Upper bounds for the 2-hued chromatic number of graphs in terms of the independence number

TL;DR

This paper establishes upper bounds on the difference between the 2-hued chromatic number and the chromatic number of graphs, relating it to the independence number and other graph parameters.

Contribution

It provides new theoretical bounds for the 2-hued chromatic number in terms of independence number and graph degree parameters, extending previous understanding.

Findings

For regular graphs, the difference is at most logarithmic in the independence number.

For graphs with minimum degree at least 2, the difference involves a root and logarithmic terms.

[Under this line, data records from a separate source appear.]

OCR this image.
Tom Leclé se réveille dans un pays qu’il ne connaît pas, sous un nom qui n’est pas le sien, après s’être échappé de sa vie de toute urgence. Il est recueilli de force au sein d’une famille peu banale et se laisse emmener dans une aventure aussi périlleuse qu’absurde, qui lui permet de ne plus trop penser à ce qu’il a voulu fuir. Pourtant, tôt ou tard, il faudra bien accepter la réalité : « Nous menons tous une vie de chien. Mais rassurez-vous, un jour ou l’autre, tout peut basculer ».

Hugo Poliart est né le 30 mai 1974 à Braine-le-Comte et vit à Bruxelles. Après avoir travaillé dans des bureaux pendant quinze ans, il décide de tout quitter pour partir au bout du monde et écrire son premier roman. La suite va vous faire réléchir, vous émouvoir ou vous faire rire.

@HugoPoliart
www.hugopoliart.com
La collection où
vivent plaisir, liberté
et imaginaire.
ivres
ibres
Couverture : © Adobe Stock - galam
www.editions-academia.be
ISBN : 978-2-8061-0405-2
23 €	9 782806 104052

In general, the difference is bounded by a function of the independence and clique numbers.

Abstract

A 2-hued coloring of a graph $G$ (also known as conditional $(k, 2)$-coloring and dynamic coloring) is a coloring such that for every vertex $v\in V(G)$ of degree at least $2$, the neighbors of $v$ receive at least $2$ colors. The smallest integer $k$ such that $G$ has a 2-hued coloring with $ k $ colors, is called the {\it 2-hued chromatic number} of $G$ and denoted by $\chi_2(G)$. In this paper, we will show that if $G$ is a regular graph, then $ \chi_{2}(G)- \chi(G) \leq 2 \log _{2}(\alpha(G)) +\mathcal{O}(1) $ and if $G$ is a graph and $\delta(G)\geq 2$, then $ \chi_{2}(G)- \chi(G) \leq 1+\lceil \sqrt[\delta -1]{4\Delta^{2}} \rceil ( 1+ \log _{\frac{2\Delta(G)}{2\Delta(G)-\delta(G)}} (\alpha(G)) ) $ and in general case if $G$ is a graph, then $ \chi_{2}(G)- \chi(G) \leq 2+ \min \lbrace \alpha^{\prime}(G),\frac{\alpha(G)+\omega(G)}{2}\rbrace $.